Just to some extent close this issue. LXC isn't the problem here. What we actually see here is that elasticsearch (might even be java) runs about 60% faster in a kvm than on native hardware in our case. Running on bare metal or in lxc has the same performance, while running in a kvm boosts the performance with about 60%. We'll continue to chase the rabbit, and I'll post our findings if we catch it....
 
Just to some extent close this issue. LXC isn't the problem here. What we actually see here is that elasticsearch (might even be java) runs about 60% faster in a kvm than on native hardware in our case. Running on bare metal or in lxc has the same performance, while running in a kvm boosts the performance with about 60%. We'll continue to chase the rabbit, and I'll post our findings if we catch it....

Hello,

This is pretty interesting, could you go further in this case ?

Thanks

Talion
 
We haven't found the root cause, and it seems to only have an effect when you use Elasticsearch inside a kvm and use percolation. Other usecases of Elasticseach don't show the same behaviour.
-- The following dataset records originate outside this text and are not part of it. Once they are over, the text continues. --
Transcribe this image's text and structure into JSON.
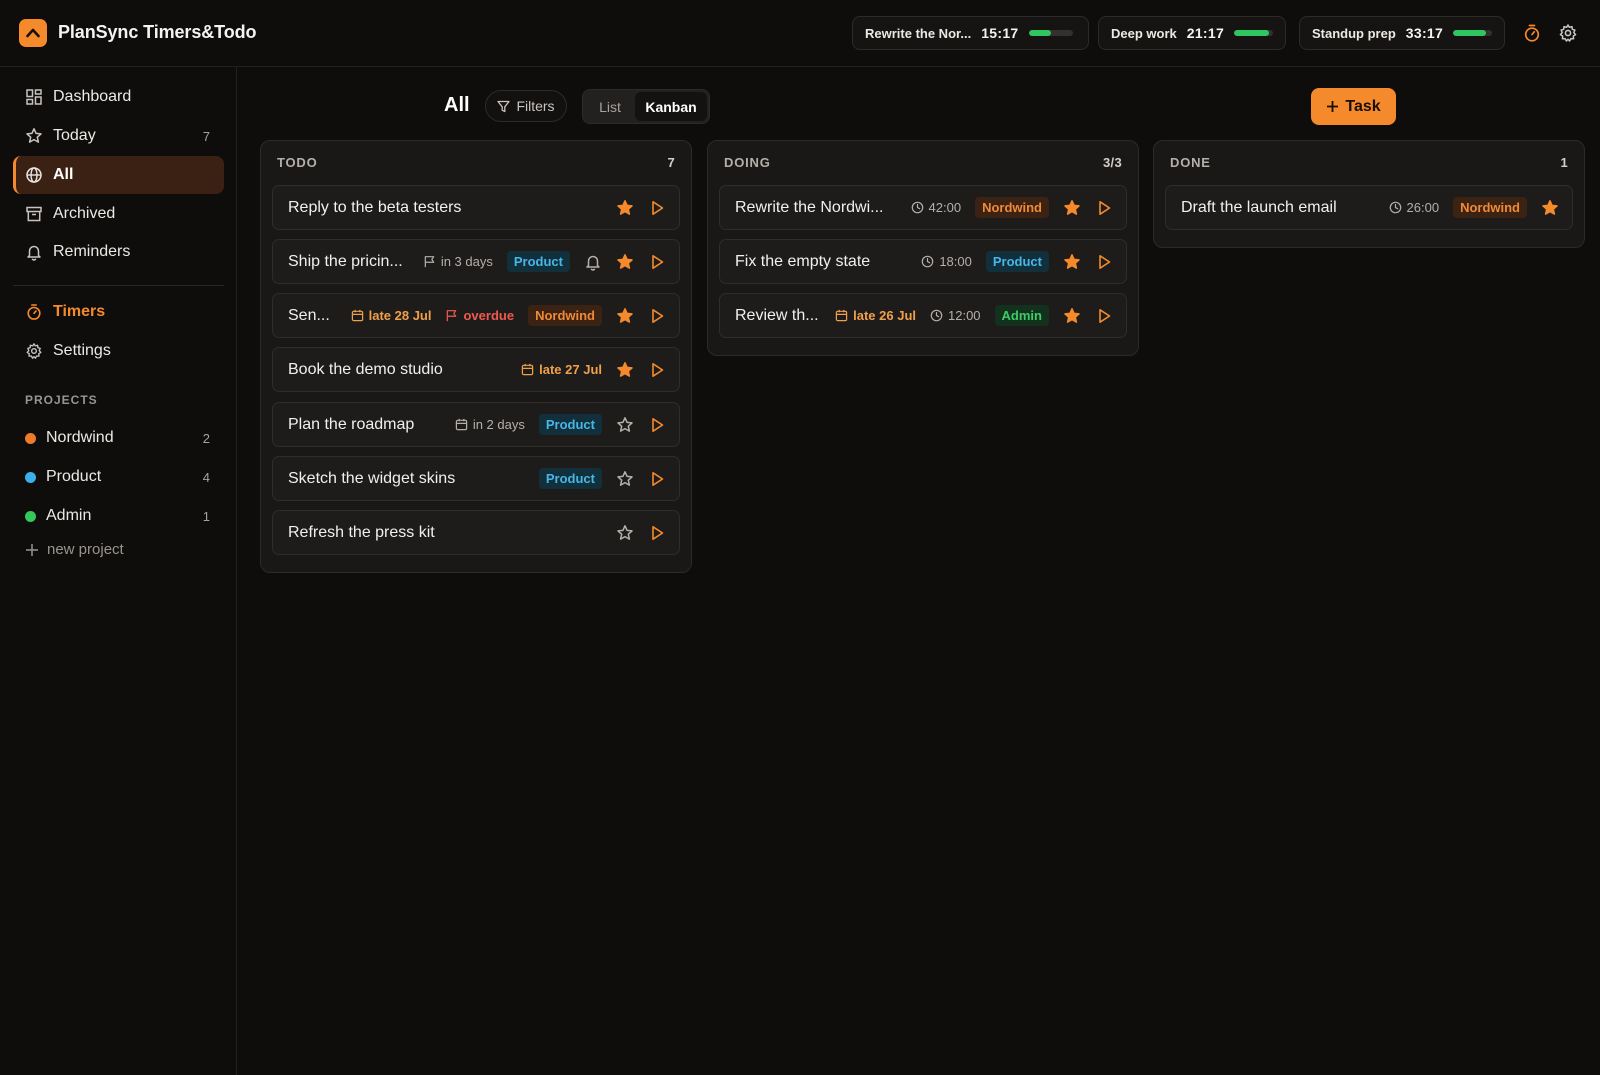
{
  "app": {
    "title": "PlanSync Timers&Todo",
    "logo_icon": "chevron-up-icon",
    "accent": "#f58a2c"
  },
  "timers": [
    {
      "label": "Rewrite the Nor...",
      "time": "15:17",
      "progress": 0.5
    },
    {
      "label": "Deep work",
      "time": "21:17",
      "progress": 0.9
    },
    {
      "label": "Standup prep",
      "time": "33:17",
      "progress": 0.85
    }
  ],
  "sidebar": {
    "nav": [
      {
        "label": "Dashboard",
        "icon": "dashboard-icon",
        "count": ""
      },
      {
        "label": "Today",
        "icon": "star-icon",
        "count": "7"
      },
      {
        "label": "All",
        "icon": "globe-icon",
        "count": ""
      },
      {
        "label": "Archived",
        "icon": "archive-icon",
        "count": ""
      },
      {
        "label": "Reminders",
        "icon": "bell-icon",
        "count": ""
      }
    ],
    "nav2": [
      {
        "label": "Timers",
        "icon": "timer-icon"
      },
      {
        "label": "Settings",
        "icon": "gear-icon"
      }
    ],
    "projects_label": "PROJECTS",
    "projects": [
      {
        "name": "Nordwind",
        "count": "2",
        "color": "#f07a2b"
      },
      {
        "name": "Product",
        "count": "4",
        "color": "#3ab0ea"
      },
      {
        "name": "Admin",
        "count": "1",
        "color": "#34c759"
      }
    ],
    "new_project": "new project"
  },
  "toolbar": {
    "title": "All",
    "filters": "Filters",
    "list": "List",
    "kanban": "Kanban",
    "add_task": "Task"
  },
  "columns": [
    {
      "name": "TODO",
      "count": "7",
      "cards": [
        {
          "title": "Reply to the beta testers",
          "starred": true
        },
        {
          "title": "Ship the pricin...",
          "due": "in 3 days",
          "tag": "Product",
          "bell": true,
          "starred": true
        },
        {
          "title": "Sen...",
          "late": "late 28 Jul",
          "overdue": "overdue",
          "tag": "Nordwind",
          "starred": true
        },
        {
          "title": "Book the demo studio",
          "late": "late 27 Jul",
          "starred": true
        },
        {
          "title": "Plan the roadmap",
          "date": "in 2 days",
          "tag": "Product",
          "starred": false
        },
        {
          "title": "Sketch the widget skins",
          "tag": "Product",
          "starred": false
        },
        {
          "title": "Refresh the press kit",
          "starred": false
        }
      ]
    },
    {
      "name": "DOING",
      "count": "3/3",
      "cards": [
        {
          "title": "Rewrite the Nordwi...",
          "duration": "42:00",
          "tag": "Nordwind",
          "starred": true
        },
        {
          "title": "Fix the empty state",
          "duration": "18:00",
          "tag": "Product",
          "starred": true
        },
        {
          "title": "Review th...",
          "late": "late 26 Jul",
          "duration": "12:00",
          "tag": "Admin",
          "starred": true
        }
      ]
    },
    {
      "name": "DONE",
      "count": "1",
      "cards": [
        {
          "title": "Draft the launch email",
          "duration": "26:00",
          "tag": "Nordwind",
          "starred": true,
          "no_play": true
        }
      ]
    }
  ]
}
My suspicion is that we are seeing a bug in Elasticsearch or java that only manifests it self on physical hardware and not in a vm.
 
  • Like
Reactions: Talion
Which storage setup are you using for the KVM, and which one for the LXC/bare-metal?
It could be related to cache/sync settings for the disks
 
I don't think it's disk related, but for what it's worth, we used lvm for all and no cache set for kvm. For our part, we are not going to do anything more whit this, and will end up running one kvm instance on each physical server.